Transoxiana Dreams was filmed in the basin of the drained body of water, against the background of expanses of land scattered with salt dunes and remnants of old fishing boats. The women in the video are young Kazakh artists. In the Aral Beach 2, a naked girl lies on the ground against the background of a derelict barge. The allure of her perfect body is juxtaposed to the ugliness of entropy embodied in the rusty metal of the ship. Almagul often plays with such dichotomies and, according to the artist, a balance between ugliness and beauty is essential to her art. Photographs that can easily pass for fashion photography unveil a post-apocalyptic scenario, a localised realisation of global environmental concerns.
Almagul displays an ambivalent relationship with issues of feminism in the visual arts. On one hand, images of women, mothers and often the artist herself are prolific in her work, as the artist searches for her own complex identity as a female citizen of the world, who is still strongly rooted in old family traditions. Yet on the other hand she often portrays femininity as a negative sign. For example, the women appearing in Transoxiana Dreams wear provocative military uniforms that reference the superficiality of fashion and glossy magazines, while also denoting the socio-political evil that eats away the surrounding nature. These semiotics are reinforced by the appearance of a female fox which the artist juxtaposes with a male wolf; a totem of bravery and honesty in Central Asian nomadic culture. Some characters in the video and photographs wear foxes on their heads as a symbol of corruption, shrewdness and petty bureaucracy.
Almagul's personal aesthetics have been largely formed by Russian Constructivism. The artist admits that she only recently realised that references to Constructivist ideals subconsciously emerge throughout her work, thus adding another layer to the cultural mélange. There are direct allusions to it in the composition of this photograph, such as the triangular shape of the boat, the perfectly parallel lines of the base of the boat and the reclining body, as well as the geometric shapes obscuring the girl’s nakedness in the foreground. However, the modernist preoccupation with purity of forms is subverted by the fact that these shapes are none other than military uniform caps placed on their side.

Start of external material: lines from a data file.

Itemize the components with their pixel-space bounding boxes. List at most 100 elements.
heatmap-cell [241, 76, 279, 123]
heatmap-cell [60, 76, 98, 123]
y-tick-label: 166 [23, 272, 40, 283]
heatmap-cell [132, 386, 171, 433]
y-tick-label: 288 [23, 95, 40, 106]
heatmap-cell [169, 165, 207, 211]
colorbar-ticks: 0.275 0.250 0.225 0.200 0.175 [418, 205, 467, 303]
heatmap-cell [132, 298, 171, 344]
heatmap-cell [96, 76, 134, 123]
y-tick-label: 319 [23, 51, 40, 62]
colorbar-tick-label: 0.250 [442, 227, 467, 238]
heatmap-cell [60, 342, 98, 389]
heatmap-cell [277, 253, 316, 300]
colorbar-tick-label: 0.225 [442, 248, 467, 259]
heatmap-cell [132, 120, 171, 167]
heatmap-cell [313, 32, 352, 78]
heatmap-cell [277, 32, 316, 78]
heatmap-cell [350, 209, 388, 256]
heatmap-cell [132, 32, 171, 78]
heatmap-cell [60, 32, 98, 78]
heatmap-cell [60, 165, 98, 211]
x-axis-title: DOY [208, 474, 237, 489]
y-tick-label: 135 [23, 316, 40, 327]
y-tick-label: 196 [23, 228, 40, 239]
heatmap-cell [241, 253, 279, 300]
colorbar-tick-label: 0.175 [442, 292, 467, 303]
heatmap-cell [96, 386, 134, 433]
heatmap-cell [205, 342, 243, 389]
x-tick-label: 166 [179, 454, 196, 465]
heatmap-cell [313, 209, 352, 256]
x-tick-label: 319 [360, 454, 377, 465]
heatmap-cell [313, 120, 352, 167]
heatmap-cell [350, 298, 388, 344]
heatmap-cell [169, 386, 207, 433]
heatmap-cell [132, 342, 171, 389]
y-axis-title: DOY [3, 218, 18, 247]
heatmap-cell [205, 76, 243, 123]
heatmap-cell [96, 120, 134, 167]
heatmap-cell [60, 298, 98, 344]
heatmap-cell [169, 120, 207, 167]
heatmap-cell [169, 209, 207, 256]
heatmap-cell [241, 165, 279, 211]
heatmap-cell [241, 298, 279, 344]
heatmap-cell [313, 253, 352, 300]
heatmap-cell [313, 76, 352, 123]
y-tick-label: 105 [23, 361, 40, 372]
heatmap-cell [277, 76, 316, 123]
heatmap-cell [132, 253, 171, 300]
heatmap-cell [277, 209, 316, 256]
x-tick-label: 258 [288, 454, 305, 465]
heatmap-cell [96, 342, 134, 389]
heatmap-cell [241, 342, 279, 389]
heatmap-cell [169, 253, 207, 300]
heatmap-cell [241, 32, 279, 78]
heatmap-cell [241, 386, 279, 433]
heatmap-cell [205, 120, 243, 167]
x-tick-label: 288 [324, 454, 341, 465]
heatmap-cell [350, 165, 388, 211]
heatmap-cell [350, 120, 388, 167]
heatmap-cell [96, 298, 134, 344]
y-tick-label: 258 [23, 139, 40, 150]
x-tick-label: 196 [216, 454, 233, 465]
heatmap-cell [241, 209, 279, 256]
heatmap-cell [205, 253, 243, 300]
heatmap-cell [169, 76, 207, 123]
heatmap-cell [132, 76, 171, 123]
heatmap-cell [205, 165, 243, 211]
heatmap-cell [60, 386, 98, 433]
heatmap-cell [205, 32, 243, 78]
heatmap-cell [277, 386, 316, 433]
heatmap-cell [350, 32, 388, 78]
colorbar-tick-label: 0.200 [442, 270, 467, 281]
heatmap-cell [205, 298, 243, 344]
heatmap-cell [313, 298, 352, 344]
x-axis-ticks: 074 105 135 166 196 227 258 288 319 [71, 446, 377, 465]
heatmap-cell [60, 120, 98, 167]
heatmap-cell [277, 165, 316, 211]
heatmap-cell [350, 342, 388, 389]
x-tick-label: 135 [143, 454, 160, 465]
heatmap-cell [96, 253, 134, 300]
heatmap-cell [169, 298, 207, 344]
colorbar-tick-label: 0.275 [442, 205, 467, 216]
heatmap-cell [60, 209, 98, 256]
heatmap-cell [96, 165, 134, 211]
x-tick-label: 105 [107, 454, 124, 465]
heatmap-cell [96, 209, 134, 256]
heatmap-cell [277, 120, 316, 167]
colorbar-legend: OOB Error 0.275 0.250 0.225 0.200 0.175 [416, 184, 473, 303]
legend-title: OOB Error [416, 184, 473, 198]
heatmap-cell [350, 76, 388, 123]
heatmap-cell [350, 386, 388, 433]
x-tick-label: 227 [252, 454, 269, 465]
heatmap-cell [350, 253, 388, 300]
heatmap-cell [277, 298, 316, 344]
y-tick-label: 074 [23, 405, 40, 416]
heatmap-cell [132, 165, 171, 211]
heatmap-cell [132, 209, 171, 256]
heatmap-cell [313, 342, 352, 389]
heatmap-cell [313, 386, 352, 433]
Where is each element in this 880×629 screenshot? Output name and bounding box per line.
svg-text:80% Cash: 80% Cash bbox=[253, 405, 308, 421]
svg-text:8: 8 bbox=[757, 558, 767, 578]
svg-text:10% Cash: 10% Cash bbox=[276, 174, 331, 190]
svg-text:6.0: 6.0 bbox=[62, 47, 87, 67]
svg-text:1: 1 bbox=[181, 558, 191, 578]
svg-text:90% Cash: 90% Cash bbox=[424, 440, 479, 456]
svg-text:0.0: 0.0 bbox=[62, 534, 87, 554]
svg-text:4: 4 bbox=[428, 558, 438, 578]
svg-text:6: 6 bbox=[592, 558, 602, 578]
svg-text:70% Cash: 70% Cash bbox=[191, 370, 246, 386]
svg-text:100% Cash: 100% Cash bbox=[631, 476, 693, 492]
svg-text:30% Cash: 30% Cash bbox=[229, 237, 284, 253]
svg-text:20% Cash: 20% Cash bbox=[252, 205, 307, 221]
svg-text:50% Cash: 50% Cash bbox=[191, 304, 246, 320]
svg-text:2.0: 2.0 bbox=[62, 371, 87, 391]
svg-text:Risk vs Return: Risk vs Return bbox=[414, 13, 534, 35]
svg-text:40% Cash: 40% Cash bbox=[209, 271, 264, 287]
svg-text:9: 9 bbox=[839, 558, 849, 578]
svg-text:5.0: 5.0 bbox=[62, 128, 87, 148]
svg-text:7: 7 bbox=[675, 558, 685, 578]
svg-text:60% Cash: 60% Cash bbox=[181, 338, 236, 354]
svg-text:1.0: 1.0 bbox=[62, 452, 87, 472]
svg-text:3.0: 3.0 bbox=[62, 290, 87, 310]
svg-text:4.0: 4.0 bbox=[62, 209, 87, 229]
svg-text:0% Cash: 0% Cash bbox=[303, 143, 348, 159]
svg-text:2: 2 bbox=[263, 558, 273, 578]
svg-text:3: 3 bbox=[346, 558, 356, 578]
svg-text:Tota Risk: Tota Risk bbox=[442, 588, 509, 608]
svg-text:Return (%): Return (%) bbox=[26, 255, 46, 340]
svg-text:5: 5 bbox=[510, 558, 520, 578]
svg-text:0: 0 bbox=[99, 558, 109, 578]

These sophisticated tensions come together in Almagul's photography with a polished aesthetic that has a universal appeal - as the recent acquistion of one of her pieces by the Louis Vuitton Collection demonstrates. Her visual language is easily identifiable through its highly stylised qualities and balance struck between seemingly irreconcilable dichotomies; namely ancient folklore and contemporary design, fluid concepts and solid structures, female transformations of male symbolism, heart-breaking ugliness and tantalising beauty.